Ingredients
Pan-Fried Goat Cheese
227 g Chevre goat cheese
31 g all-purpose flour
50 g egg, large, beaten
80 g panko bread crumbs
90 g pistachios, shelled, chopped
56 g olive oil
Peach Balsamic Vinaigrette
65 g Tree Top Peach Puree
28 g white balsamic vinegar
28 g sherry vinegar
42 g honey
15 g garlic, roasted
3 g thyme leaves, fresh, chopped
3 g rosemary leaves, chopped
3 g salt
1 g black pepper, ground
112 g olive oil, extra virgin
Sautéed Pear
14 g olive oil
300 g Anjou pears, sliced, firm
Salt
Black pepper
Peach Balsamic Vinaigrette
Directions
Pan-Fried Goat Cheese:
Cut goat cheese into 8 one-ounce rounds. Shape into small cakes.
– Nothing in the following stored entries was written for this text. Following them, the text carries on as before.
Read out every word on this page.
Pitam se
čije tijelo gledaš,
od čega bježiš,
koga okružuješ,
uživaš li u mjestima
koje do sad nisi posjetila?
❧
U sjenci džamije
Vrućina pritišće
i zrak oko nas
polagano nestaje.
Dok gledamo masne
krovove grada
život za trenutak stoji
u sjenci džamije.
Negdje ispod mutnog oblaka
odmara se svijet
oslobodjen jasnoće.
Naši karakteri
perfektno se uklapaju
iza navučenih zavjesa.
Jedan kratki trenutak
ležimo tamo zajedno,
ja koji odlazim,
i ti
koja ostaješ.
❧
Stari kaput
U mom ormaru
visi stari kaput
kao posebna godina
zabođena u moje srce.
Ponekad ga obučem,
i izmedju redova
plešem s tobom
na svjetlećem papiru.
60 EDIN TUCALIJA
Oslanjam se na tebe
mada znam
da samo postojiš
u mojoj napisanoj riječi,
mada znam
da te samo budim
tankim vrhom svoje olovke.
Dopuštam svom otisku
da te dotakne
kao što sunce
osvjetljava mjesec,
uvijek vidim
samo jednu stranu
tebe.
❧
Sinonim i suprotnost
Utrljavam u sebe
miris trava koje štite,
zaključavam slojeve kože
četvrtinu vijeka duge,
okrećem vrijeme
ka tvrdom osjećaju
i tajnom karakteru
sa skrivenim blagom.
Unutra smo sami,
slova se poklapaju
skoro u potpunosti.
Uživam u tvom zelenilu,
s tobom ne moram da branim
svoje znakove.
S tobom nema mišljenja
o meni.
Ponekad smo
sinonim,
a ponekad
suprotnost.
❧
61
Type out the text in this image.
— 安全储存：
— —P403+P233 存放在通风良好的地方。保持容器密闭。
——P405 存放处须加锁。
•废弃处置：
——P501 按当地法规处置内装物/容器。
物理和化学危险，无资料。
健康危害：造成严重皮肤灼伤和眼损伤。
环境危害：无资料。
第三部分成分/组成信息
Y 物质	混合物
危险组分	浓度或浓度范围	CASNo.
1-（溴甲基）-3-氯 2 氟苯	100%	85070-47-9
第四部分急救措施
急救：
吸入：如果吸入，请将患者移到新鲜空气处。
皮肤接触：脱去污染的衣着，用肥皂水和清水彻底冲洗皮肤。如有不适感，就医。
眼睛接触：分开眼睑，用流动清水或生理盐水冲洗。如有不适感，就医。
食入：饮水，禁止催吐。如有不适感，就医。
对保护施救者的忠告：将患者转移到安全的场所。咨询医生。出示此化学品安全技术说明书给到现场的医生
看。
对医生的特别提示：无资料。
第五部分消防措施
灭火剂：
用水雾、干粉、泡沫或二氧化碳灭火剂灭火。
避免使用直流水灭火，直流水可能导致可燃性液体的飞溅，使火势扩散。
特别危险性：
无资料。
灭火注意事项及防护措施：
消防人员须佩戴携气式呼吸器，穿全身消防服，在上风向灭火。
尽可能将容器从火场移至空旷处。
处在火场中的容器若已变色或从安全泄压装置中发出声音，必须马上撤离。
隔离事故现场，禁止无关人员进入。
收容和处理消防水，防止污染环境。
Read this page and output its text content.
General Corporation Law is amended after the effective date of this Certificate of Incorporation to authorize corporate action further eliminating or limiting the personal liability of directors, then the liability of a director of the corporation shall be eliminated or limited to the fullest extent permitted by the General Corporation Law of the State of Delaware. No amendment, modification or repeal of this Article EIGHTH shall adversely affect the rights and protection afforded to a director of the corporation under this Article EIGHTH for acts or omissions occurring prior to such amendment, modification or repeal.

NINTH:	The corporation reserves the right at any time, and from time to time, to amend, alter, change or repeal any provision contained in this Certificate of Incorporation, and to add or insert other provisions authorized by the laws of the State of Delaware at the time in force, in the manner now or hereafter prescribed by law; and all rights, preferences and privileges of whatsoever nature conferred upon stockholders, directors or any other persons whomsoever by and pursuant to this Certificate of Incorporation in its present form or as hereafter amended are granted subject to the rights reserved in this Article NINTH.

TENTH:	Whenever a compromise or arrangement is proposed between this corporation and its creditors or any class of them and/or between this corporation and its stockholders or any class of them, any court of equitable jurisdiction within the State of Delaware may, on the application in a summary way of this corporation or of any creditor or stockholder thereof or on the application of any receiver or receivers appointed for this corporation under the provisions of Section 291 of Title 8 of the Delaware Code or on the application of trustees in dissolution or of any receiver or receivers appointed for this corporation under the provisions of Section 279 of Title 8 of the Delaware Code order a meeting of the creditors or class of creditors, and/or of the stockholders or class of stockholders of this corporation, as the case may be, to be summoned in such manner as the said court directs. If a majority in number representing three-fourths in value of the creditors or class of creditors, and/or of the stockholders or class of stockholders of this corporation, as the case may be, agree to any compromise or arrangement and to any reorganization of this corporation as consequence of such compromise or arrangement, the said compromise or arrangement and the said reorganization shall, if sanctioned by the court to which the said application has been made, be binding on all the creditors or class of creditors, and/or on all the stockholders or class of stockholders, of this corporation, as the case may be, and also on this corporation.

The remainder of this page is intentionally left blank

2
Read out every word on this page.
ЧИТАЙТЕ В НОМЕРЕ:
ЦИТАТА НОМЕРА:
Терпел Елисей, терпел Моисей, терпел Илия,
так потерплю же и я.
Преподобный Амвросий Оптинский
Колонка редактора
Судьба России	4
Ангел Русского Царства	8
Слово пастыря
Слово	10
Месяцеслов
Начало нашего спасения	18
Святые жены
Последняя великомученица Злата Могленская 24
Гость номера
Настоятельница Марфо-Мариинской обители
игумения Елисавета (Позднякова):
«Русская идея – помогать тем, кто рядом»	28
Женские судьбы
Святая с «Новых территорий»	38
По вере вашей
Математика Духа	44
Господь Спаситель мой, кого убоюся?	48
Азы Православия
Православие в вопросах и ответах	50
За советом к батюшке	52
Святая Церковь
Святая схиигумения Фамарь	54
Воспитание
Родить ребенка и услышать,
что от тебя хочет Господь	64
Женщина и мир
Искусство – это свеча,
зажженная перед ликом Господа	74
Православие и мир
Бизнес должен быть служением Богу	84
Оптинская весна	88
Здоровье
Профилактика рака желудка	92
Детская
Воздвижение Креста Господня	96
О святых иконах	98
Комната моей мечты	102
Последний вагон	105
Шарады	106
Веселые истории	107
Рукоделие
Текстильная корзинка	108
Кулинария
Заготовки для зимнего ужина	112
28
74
Put the flour and egg in separate bowls. Combine bread crumbs and pistachios in a third bowl.
Dredge the goat cheese in the flour, then the egg, then press gently in
the bread crumbs. Place on plastic wrap-lined plate; cover and chill
for one hour.
In a non-stick skillet over medium-high heat, heat olive oil until
shimmering. Fry goat cheese medallions until golden brown, about 2
minutes per side.
Sautéed Pear:
Heat oil in a large non-stick skillet over medium high heat.
Add pears to pan and season to taste with salt and black pepper. Sauté for 10 minutes until tender but firm.
Toss with Peach Balsamic Vinaigrette to coat. Hold warm until ready to serve.
Peach Balsamic Vinaigrette:
Whisk together all ingredients except olive oil, until the salt dissolves.
Slowly drizzle in the olive oil while whisking until all the olive oil is incorporated.
Taste for seasonings and adjust if necessary.
Refrigerate in a covered container until ready to use.
Yield: 1 cup
Assembly:
Toss 70 g field greens with the vinaigrette and plate. Top with sautéed pears. Arrange fried goat cheese on top of salad.